In recent months, U.S. President Donald Trump has championed certain protectionist measures, but these have received extensive pushback, both domestically and internationally. Even if Trump continues to push back against globalism, the world will move on—some countries have already begun to reconstitute their supply chains and export routes.

4. Capitalism is prone to highly disastrous crises propelled by an inclination toward incessant profit-making.

“The productive forces at the disposal of society no longer tend to further the development of the conditions of bourgeois property; on the contrary, they have become too powerful for these conditions, by which they are fettered, and so soon as they overcome these fetters, they bring disorder into the whole of bourgeois society, endanger the existence of bourgeois property.”

Nowhere has this disorder been more evident than in the Great Recession. Without getting into all the messy details, this crisis primarily involved mortgage brokers and investment bankers bringing the global economy to the brink of destruction in 2008. In the U.S., they preyed on poor citizens by providing subprime mortgages, they bundled and sold these volatile loans to global investors, betting against these loans in newly created financial schemes and leveraging banks to the verge of collapse. The U.S. federal government had to intervene to bail out its banks and prevent financial collapse.
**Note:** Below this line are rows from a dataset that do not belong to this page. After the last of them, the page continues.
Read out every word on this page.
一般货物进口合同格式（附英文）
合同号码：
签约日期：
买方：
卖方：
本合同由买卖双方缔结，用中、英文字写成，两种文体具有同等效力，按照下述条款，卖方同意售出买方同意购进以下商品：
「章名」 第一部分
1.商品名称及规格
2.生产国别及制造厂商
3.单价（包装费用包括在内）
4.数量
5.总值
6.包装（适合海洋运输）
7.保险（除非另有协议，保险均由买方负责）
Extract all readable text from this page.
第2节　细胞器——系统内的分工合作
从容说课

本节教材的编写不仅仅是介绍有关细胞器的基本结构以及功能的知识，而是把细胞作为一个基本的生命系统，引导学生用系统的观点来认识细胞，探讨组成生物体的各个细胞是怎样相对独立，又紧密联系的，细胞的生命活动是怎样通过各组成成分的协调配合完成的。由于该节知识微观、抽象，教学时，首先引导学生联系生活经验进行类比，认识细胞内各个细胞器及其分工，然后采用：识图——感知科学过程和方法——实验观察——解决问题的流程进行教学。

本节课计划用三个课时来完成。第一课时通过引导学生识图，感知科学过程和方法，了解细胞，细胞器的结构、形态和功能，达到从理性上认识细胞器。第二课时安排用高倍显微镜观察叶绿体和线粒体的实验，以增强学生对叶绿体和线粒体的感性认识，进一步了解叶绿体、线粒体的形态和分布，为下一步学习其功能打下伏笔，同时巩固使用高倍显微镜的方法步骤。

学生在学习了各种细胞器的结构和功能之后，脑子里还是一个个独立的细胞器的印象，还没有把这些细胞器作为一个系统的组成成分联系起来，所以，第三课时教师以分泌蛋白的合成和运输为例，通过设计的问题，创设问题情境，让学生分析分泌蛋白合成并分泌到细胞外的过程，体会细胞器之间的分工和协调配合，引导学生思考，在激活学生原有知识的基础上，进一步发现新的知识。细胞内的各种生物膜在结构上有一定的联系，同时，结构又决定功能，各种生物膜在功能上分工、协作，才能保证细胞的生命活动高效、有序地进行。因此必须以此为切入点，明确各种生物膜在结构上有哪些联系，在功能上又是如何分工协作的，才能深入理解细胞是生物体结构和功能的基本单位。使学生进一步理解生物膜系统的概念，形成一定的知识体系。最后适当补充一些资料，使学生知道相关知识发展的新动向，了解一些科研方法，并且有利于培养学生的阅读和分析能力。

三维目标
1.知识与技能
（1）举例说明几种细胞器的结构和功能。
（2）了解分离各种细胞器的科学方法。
Ultimately, these voracious maneuvers had been designed to achieve wild, short-term profits, with no regard for the welfare of the community. It is precisely the sort of crisis Marx predicted, except now we have global crises threatening the global economic system.

5. Working-class revolutions will unfold in the most industrialized nations, including France and Germany.

“What the bourgeoisie produces, above all, are its own grave-diggers. Its fall and the victory of the proletariat are equally inevitable.”

Even as Marx’s focal countries have developed some socialist-oriented policies, full-blown “socialist revolutions” have actually transpired outside this high-income, industrialized world. Albania, China, Cuba, Laos, North Korea, Russia, Vietnam—these rural, low-income societies are quite the opposite of where Marx expected the “grave-diggers” to emerge.

For their part, many Western socialists have taken great pains to reveal the deficiencies of those now-shuttered “actually existing socialist” models and the few that remain, particularly that they lack democracy and often relied (and continue to rely) upon repression and state terror for their viability.

In the end, Marx remains relevant for many reasons. His vision of a more equitable future and his calls to action continue to inspire activists, and his claims provide theoretical direction to social scientists and other academics. Clearly, not all of his assertions have proved true, but they remain relevant after nearly two centuries: Marx’s work centralizes class to the detriment of other demographic factors (including race, gender, and sexuality), yet social class undeniably shapes life chances (especially in the U.S.) as it deeply intersects with these additional, demographic factors. Until these chances are seriously recalibrated, the long-dead Marx will be among the canon of modern social theorists.